Facility Emergency Response Plans & Tips from Mona Curry, FEMA
In September 2022 alone, there were eight FEMA Disaster Declarations, including flooding and mudslides in Virginia, Hurricane Ian, Tropical Storm Fiona, the Milo McIver fire in Oregon and the California Mosquito Fire. We talked to FEMA’s Mona Curry who offered these valuable facility emergency preparedness tips and suggestions.
ARC Facilities: What are the 10 most important things for facility managers to do once the hurricane or other disaster subsides?
Mona: This is disaster specific. If your facility is on the west coast, then you will retrofit or build a building with base isolators in mind. Buildings on the east coast will be worried about flooding, etc. Inspect your facility. Implement existing plans to continue with business continuity including checking in on all employees. Make sure employees know what is expected of them to keep businesses up and running. Allow employees re-entry into their workspaces or work from home. Conduct an after-action review of how the facility fared and what you can do better before the next disaster.
ARC Facilities: How would you compare/contrast hurricanes, floods, fires, and earthquakes in terms of facility recovery timelines?
Mona: Businesses and facilities should all have hazard plans with annexes for all applicable disaster types depending on the disaster you face in your region. Recovery timelines are based on how prepared you are for each disaster.
ARC Facilities: How important are relationships with first responders, general contractors, insurance companies, and utilities for facility teams?

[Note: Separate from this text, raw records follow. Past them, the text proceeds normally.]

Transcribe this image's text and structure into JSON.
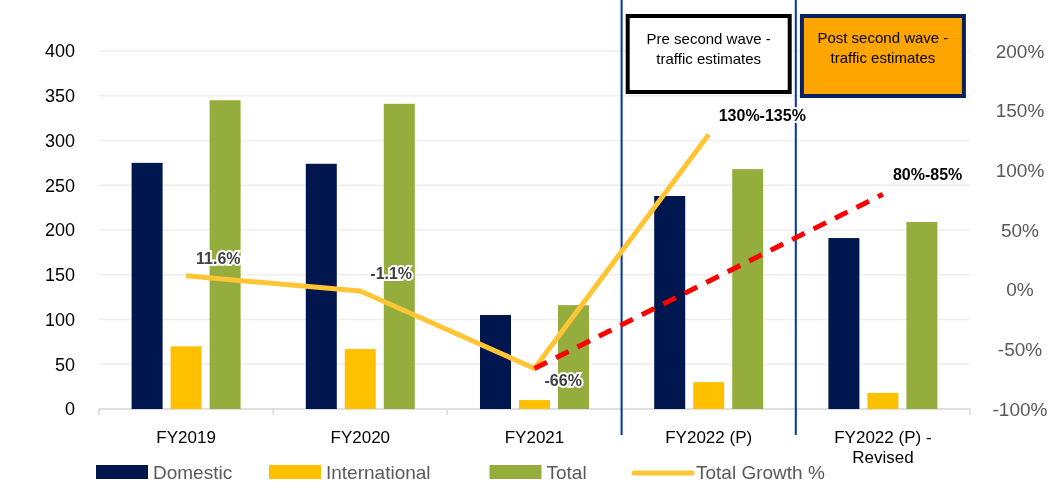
{
  "chart_data": {
    "type": "bar",
    "categories": [
      "FY2019",
      "FY2020",
      "FY2021",
      "FY2022 (P)",
      "FY2022 (P) - Revised"
    ],
    "series": [
      {
        "name": "Domestic",
        "color": "#00164e",
        "values": [
          275,
          274,
          105,
          238,
          191
        ]
      },
      {
        "name": "International",
        "color": "#ffc000",
        "values": [
          70,
          67,
          10,
          30,
          18
        ]
      },
      {
        "name": "Total",
        "color": "#94ad3c",
        "values": [
          345,
          341,
          116,
          268,
          209
        ]
      },
      {
        "name": "Total Growth %",
        "type": "line",
        "axis": "y2",
        "color": "#ffc534",
        "line_style": "solid",
        "values": [
          11.6,
          -1.1,
          -66,
          130,
          null
        ],
        "value_labels": [
          "11.6%",
          "-1.1%",
          "-66%",
          "130%-135%",
          null
        ]
      },
      {
        "type": "line",
        "axis": "y2",
        "color": "#ff0000",
        "line_style": "dashed",
        "values": [
          null,
          null,
          -66,
          null,
          80
        ],
        "value_labels": [
          null,
          null,
          null,
          null,
          "80%-85%"
        ]
      }
    ],
    "ylim": [
      0,
      400
    ],
    "yticks": [
      0,
      50,
      100,
      150,
      200,
      250,
      300,
      350,
      400
    ],
    "y2lim": [
      -100,
      200
    ],
    "y2ticks": [
      {
        "value": -100,
        "label": "-100%"
      },
      {
        "value": -50,
        "label": "-50%"
      },
      {
        "value": 0,
        "label": "0%"
      },
      {
        "value": 50,
        "label": "50%"
      },
      {
        "value": 100,
        "label": "100%"
      },
      {
        "value": 150,
        "label": "150%"
      },
      {
        "value": 200,
        "label": "200%"
      }
    ],
    "bands": [
      {
        "axis": "x",
        "from": "FY2022 (P)",
        "to": "FY2022 (P)",
        "label": "Pre second wave - traffic estimates",
        "color": "#ffffff"
      },
      {
        "axis": "x",
        "from": "FY2022 (P) - Revised",
        "to": "FY2022 (P) - Revised",
        "label": "Post second wave - traffic estimates",
        "color": "#ffa500"
      }
    ],
    "grid": "y",
    "legend": "bottom"
  }
}
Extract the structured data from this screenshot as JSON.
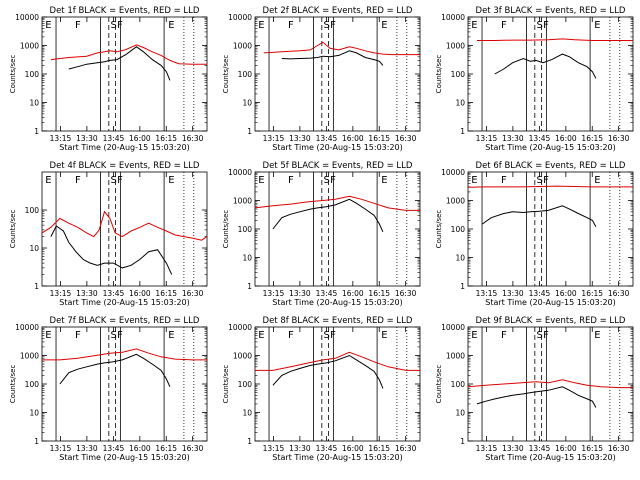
{
  "chart_data": [
    {
      "type": "line",
      "title": "Det 1f BLACK = Events, RED = LLD",
      "ylabel": "Counts/sec",
      "xlabel": "Start Time (20-Aug-15 15:03:20)",
      "xlim": [
        "13:05",
        "16:42"
      ],
      "ylim": [
        1,
        10000
      ],
      "yscale": "log",
      "yticks": [
        "1",
        "10",
        "100",
        "1000",
        "10000"
      ],
      "xticks": [
        "13:15",
        "13:30",
        "13:45",
        "16:00",
        "16:15",
        "16:30"
      ],
      "region_labels": [
        "E",
        "F",
        "S",
        "F",
        "E"
      ],
      "series": [
        {
          "color": "#dd0000",
          "x": [
            "13:10",
            "13:20",
            "13:30",
            "13:36",
            "13:40",
            "13:43",
            "13:47",
            "13:52",
            "13:58",
            "14:02",
            "14:07",
            "14:12",
            "14:17",
            "14:22",
            "14:30",
            "14:38"
          ],
          "y": [
            320,
            380,
            420,
            550,
            600,
            650,
            600,
            720,
            1050,
            850,
            600,
            450,
            300,
            230,
            220,
            220
          ]
        },
        {
          "color": "#000000",
          "x": [
            "13:20",
            "13:25",
            "13:30",
            "13:36",
            "13:40",
            "13:43",
            "13:47",
            "13:52",
            "13:58",
            "14:02",
            "14:07",
            "14:12",
            "14:15",
            "14:17"
          ],
          "y": [
            150,
            180,
            220,
            250,
            270,
            300,
            320,
            480,
            900,
            600,
            320,
            200,
            120,
            60
          ]
        }
      ]
    },
    {
      "type": "line",
      "title": "Det 2f BLACK = Events, RED = LLD",
      "ylabel": "Counts/sec",
      "xlabel": "Start Time (20-Aug-15 15:03:20)",
      "xlim": [
        "13:05",
        "16:42"
      ],
      "ylim": [
        1,
        10000
      ],
      "yscale": "log",
      "yticks": [
        "1",
        "10",
        "100",
        "1000",
        "10000"
      ],
      "xticks": [
        "13:15",
        "13:30",
        "13:45",
        "16:00",
        "16:15",
        "16:30"
      ],
      "region_labels": [
        "E",
        "F",
        "S",
        "F",
        "E"
      ],
      "series": [
        {
          "color": "#dd0000",
          "x": [
            "13:10",
            "13:20",
            "13:30",
            "13:36",
            "13:40",
            "13:43",
            "13:47",
            "13:52",
            "13:58",
            "14:02",
            "14:07",
            "14:12",
            "14:17",
            "14:22",
            "14:30",
            "14:38"
          ],
          "y": [
            550,
            600,
            650,
            700,
            1000,
            1300,
            800,
            700,
            900,
            800,
            650,
            550,
            500,
            480,
            480,
            480
          ]
        },
        {
          "color": "#000000",
          "x": [
            "13:20",
            "13:25",
            "13:30",
            "13:36",
            "13:40",
            "13:43",
            "13:47",
            "13:52",
            "13:58",
            "14:02",
            "14:07",
            "14:12",
            "14:15",
            "14:17"
          ],
          "y": [
            350,
            340,
            350,
            360,
            380,
            420,
            400,
            450,
            650,
            550,
            380,
            320,
            280,
            200
          ]
        }
      ]
    },
    {
      "type": "line",
      "title": "Det 3f BLACK = Events, RED = LLD",
      "ylabel": "Counts/sec",
      "xlabel": "Start Time (20-Aug-15 15:03:20)",
      "xlim": [
        "13:05",
        "16:42"
      ],
      "ylim": [
        1,
        10000
      ],
      "yscale": "log",
      "yticks": [
        "1",
        "10",
        "100",
        "1000",
        "10000"
      ],
      "xticks": [
        "13:15",
        "13:30",
        "13:45",
        "16:00",
        "16:15",
        "16:30"
      ],
      "region_labels": [
        "E",
        "F",
        "S",
        "F",
        "E"
      ],
      "series": [
        {
          "color": "#dd0000",
          "x": [
            "13:10",
            "13:20",
            "13:30",
            "13:40",
            "13:50",
            "13:58",
            "14:05",
            "14:15",
            "14:25",
            "14:38"
          ],
          "y": [
            1500,
            1500,
            1550,
            1550,
            1600,
            1700,
            1600,
            1500,
            1500,
            1500
          ]
        },
        {
          "color": "#000000",
          "x": [
            "13:20",
            "13:25",
            "13:30",
            "13:36",
            "13:40",
            "13:43",
            "13:47",
            "13:52",
            "13:58",
            "14:02",
            "14:07",
            "14:12",
            "14:15",
            "14:17"
          ],
          "y": [
            100,
            150,
            250,
            350,
            280,
            300,
            250,
            320,
            500,
            400,
            250,
            180,
            120,
            70
          ]
        }
      ]
    },
    {
      "type": "line",
      "title": "Det 4f BLACK = Events, RED = LLD",
      "ylabel": "Counts/sec",
      "xlabel": "Start Time (20-Aug-15 15:03:20)",
      "xlim": [
        "13:05",
        "16:42"
      ],
      "ylim": [
        1,
        1000
      ],
      "yscale": "log",
      "yticks": [
        "1",
        "10",
        "100"
      ],
      "xticks": [
        "13:15",
        "13:30",
        "13:45",
        "16:00",
        "16:15",
        "16:30"
      ],
      "region_labels": [
        "E",
        "F",
        "S",
        "F",
        "E"
      ],
      "series": [
        {
          "color": "#dd0000",
          "x": [
            "13:05",
            "13:10",
            "13:15",
            "13:20",
            "13:25",
            "13:30",
            "13:34",
            "13:37",
            "13:40",
            "13:43",
            "13:46",
            "13:50",
            "13:55",
            "14:00",
            "14:05",
            "14:10",
            "14:15",
            "14:20",
            "14:25",
            "14:30",
            "14:35",
            "14:38"
          ],
          "y": [
            25,
            35,
            60,
            45,
            35,
            25,
            20,
            30,
            90,
            60,
            25,
            20,
            28,
            35,
            45,
            35,
            28,
            22,
            20,
            18,
            16,
            20
          ]
        },
        {
          "color": "#000000",
          "x": [
            "13:10",
            "13:13",
            "13:17",
            "13:20",
            "13:24",
            "13:28",
            "13:32",
            "13:36",
            "13:40",
            "13:45",
            "13:50",
            "13:55",
            "14:00",
            "14:05",
            "14:10",
            "14:15",
            "14:18"
          ],
          "y": [
            20,
            38,
            28,
            14,
            8,
            5,
            4,
            3.5,
            4,
            4,
            3,
            3.5,
            5,
            8,
            9,
            4,
            2
          ]
        }
      ]
    },
    {
      "type": "line",
      "title": "Det 5f BLACK = Events, RED = LLD",
      "ylabel": "Counts/sec",
      "xlabel": "Start Time (20-Aug-15 15:03:20)",
      "xlim": [
        "13:05",
        "16:42"
      ],
      "ylim": [
        1,
        10000
      ],
      "yscale": "log",
      "yticks": [
        "1",
        "10",
        "100",
        "1000",
        "10000"
      ],
      "xticks": [
        "13:15",
        "13:30",
        "13:45",
        "16:00",
        "16:15",
        "16:30"
      ],
      "region_labels": [
        "E",
        "F",
        "S",
        "F",
        "E"
      ],
      "series": [
        {
          "color": "#dd0000",
          "x": [
            "13:05",
            "13:15",
            "13:25",
            "13:35",
            "13:43",
            "13:50",
            "13:58",
            "14:05",
            "14:12",
            "14:20",
            "14:30",
            "14:38"
          ],
          "y": [
            550,
            650,
            750,
            900,
            1000,
            1100,
            1400,
            1100,
            800,
            550,
            450,
            450
          ]
        },
        {
          "color": "#000000",
          "x": [
            "13:15",
            "13:20",
            "13:25",
            "13:30",
            "13:36",
            "13:40",
            "13:45",
            "13:50",
            "13:58",
            "14:02",
            "14:07",
            "14:12",
            "14:15",
            "14:17"
          ],
          "y": [
            100,
            250,
            330,
            400,
            500,
            550,
            600,
            700,
            1100,
            800,
            500,
            300,
            150,
            80
          ]
        }
      ]
    },
    {
      "type": "line",
      "title": "Det 6f BLACK = Events, RED = LLD",
      "ylabel": "Counts/sec",
      "xlabel": "Start Time (20-Aug-15 15:03:20)",
      "xlim": [
        "13:05",
        "16:42"
      ],
      "ylim": [
        1,
        10000
      ],
      "yscale": "log",
      "yticks": [
        "1",
        "10",
        "100",
        "1000",
        "10000"
      ],
      "xticks": [
        "13:15",
        "13:30",
        "13:45",
        "16:00",
        "16:15",
        "16:30"
      ],
      "region_labels": [
        "E",
        "F",
        "S",
        "F",
        "E"
      ],
      "series": [
        {
          "color": "#dd0000",
          "x": [
            "13:05",
            "13:15",
            "13:25",
            "13:35",
            "13:45",
            "13:55",
            "14:05",
            "14:15",
            "14:25",
            "14:38"
          ],
          "y": [
            2900,
            3000,
            3000,
            3000,
            3100,
            3200,
            3100,
            3000,
            3000,
            3000
          ]
        },
        {
          "color": "#000000",
          "x": [
            "13:13",
            "13:18",
            "13:25",
            "13:30",
            "13:36",
            "13:40",
            "13:45",
            "13:50",
            "13:58",
            "14:02",
            "14:07",
            "14:12",
            "14:15",
            "14:17"
          ],
          "y": [
            150,
            250,
            350,
            400,
            380,
            400,
            420,
            450,
            650,
            500,
            350,
            250,
            200,
            120
          ]
        }
      ]
    },
    {
      "type": "line",
      "title": "Det 7f BLACK = Events, RED = LLD",
      "ylabel": "Counts/sec",
      "xlabel": "Start Time (20-Aug-15 15:03:20)",
      "xlim": [
        "13:05",
        "16:42"
      ],
      "ylim": [
        1,
        10000
      ],
      "yscale": "log",
      "yticks": [
        "1",
        "10",
        "100",
        "1000",
        "10000"
      ],
      "xticks": [
        "13:15",
        "13:30",
        "13:45",
        "16:00",
        "16:15",
        "16:30"
      ],
      "region_labels": [
        "E",
        "F",
        "S",
        "F",
        "E"
      ],
      "series": [
        {
          "color": "#dd0000",
          "x": [
            "13:05",
            "13:15",
            "13:25",
            "13:35",
            "13:43",
            "13:50",
            "13:58",
            "14:05",
            "14:12",
            "14:20",
            "14:30",
            "14:38"
          ],
          "y": [
            700,
            700,
            800,
            1000,
            1200,
            1300,
            1700,
            1200,
            900,
            750,
            700,
            700
          ]
        },
        {
          "color": "#000000",
          "x": [
            "13:15",
            "13:20",
            "13:25",
            "13:30",
            "13:36",
            "13:40",
            "13:45",
            "13:50",
            "13:58",
            "14:02",
            "14:07",
            "14:12",
            "14:15",
            "14:17"
          ],
          "y": [
            100,
            250,
            330,
            400,
            500,
            550,
            600,
            700,
            1100,
            800,
            500,
            300,
            150,
            80
          ]
        }
      ]
    },
    {
      "type": "line",
      "title": "Det 8f BLACK = Events, RED = LLD",
      "ylabel": "Counts/sec",
      "xlabel": "Start Time (20-Aug-15 15:03:20)",
      "xlim": [
        "13:05",
        "16:42"
      ],
      "ylim": [
        1,
        10000
      ],
      "yscale": "log",
      "yticks": [
        "1",
        "10",
        "100",
        "1000",
        "10000"
      ],
      "xticks": [
        "13:15",
        "13:30",
        "13:45",
        "16:00",
        "16:15",
        "16:30"
      ],
      "region_labels": [
        "E",
        "F",
        "S",
        "F",
        "E"
      ],
      "series": [
        {
          "color": "#dd0000",
          "x": [
            "13:05",
            "13:15",
            "13:25",
            "13:35",
            "13:43",
            "13:50",
            "13:58",
            "14:05",
            "14:12",
            "14:20",
            "14:30",
            "14:38"
          ],
          "y": [
            300,
            300,
            400,
            550,
            700,
            800,
            1300,
            900,
            600,
            400,
            300,
            300
          ]
        },
        {
          "color": "#000000",
          "x": [
            "13:15",
            "13:20",
            "13:25",
            "13:30",
            "13:36",
            "13:40",
            "13:45",
            "13:50",
            "13:58",
            "14:02",
            "14:07",
            "14:12",
            "14:15",
            "14:17"
          ],
          "y": [
            90,
            200,
            280,
            350,
            450,
            500,
            550,
            650,
            1000,
            700,
            450,
            280,
            140,
            70
          ]
        }
      ]
    },
    {
      "type": "line",
      "title": "Det 9f BLACK = Events, RED = LLD",
      "ylabel": "Counts/sec",
      "xlabel": "Start Time (20-Aug-15 15:03:20)",
      "xlim": [
        "13:05",
        "16:42"
      ],
      "ylim": [
        1,
        10000
      ],
      "yscale": "log",
      "yticks": [
        "1",
        "10",
        "100",
        "1000",
        "10000"
      ],
      "xticks": [
        "13:15",
        "13:30",
        "13:45",
        "16:00",
        "16:15",
        "16:30"
      ],
      "region_labels": [
        "E",
        "F",
        "S",
        "F",
        "E"
      ],
      "series": [
        {
          "color": "#dd0000",
          "x": [
            "13:05",
            "13:15",
            "13:25",
            "13:35",
            "13:43",
            "13:50",
            "13:58",
            "14:05",
            "14:12",
            "14:20",
            "14:30",
            "14:38"
          ],
          "y": [
            80,
            90,
            100,
            110,
            120,
            110,
            140,
            110,
            90,
            80,
            75,
            75
          ]
        },
        {
          "color": "#000000",
          "x": [
            "13:10",
            "13:15",
            "13:20",
            "13:25",
            "13:30",
            "13:36",
            "13:40",
            "13:45",
            "13:50",
            "13:58",
            "14:02",
            "14:07",
            "14:12",
            "14:15",
            "14:17"
          ],
          "y": [
            20,
            25,
            30,
            35,
            40,
            45,
            50,
            55,
            60,
            80,
            60,
            40,
            30,
            25,
            15
          ]
        }
      ]
    }
  ]
}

Mona: You never want to be in the position of having to make relationships during or post disaster. This will just drag out your recovery. On a scale of 1-10, pre-disaster relationships are a 10!
ARC Facilities: Who else should facility teams contact to help rebuild and recover from disasters?
Mona: Your own staff and employees. If they are not directly impacted themselves then they are your greatest resource, but only if they have been trained prior to the disaster.
ARC Facilities: What are some mistakes facility teams commonly make when working on recovering and rebuilding after disasters?
Mona: Not training their own staff properly. This leaves too many gaps in response and recovery capabilities that will just cost you time and money. Also, not planning for long term recovery. What can you do better in preparation for the next disaster? It’s very easy to plan for short term recovery but long term must be a serious part of your process.
ARC Facilities: Compare/contrast facility team disaster recovery strategies and emergency response plans in different industries -- healthcare, education, manufacturing, sports stadiums?
Mona: Each of those sectors have different missions. Some will rely on simply getting people to a safe space immediately and others will need safe spaces ready to respond with emergency equipment. But all need plans for business continuity and immediate disaster response
ARC Facilities: What can facility teams learn from each other?
Mona: Who has responsibility for what response duties? If one group thinks that another is responsible for a certain action and that group thinks that the other group has that covered then you have real problems. The best way to avoid this is to conduct all emergency planning with all groups and share information. Avoid silos and planning in vacuums.
ARC Facilities: What should a facility disaster recovery timeline include?
Mona: That depends on what you have determined in your business continuity planning. Businesses and facilities must go through evaluations to figure this out based on their facility resources, staffing resources and their goals after a big disaster. Will they plan to only output at 50% for the first few months or do they need to maintain 100% immediately?
ARC Facilities: What are the most important tools in a facility team’s toolbox for disaster recovery repairs and maintenance?
Mona: Number one is trained staff who have demonstrated their actual abilities through facility exercises that showed they understood their responsibilities. Number two is facilities that have taken steps to add resiliency.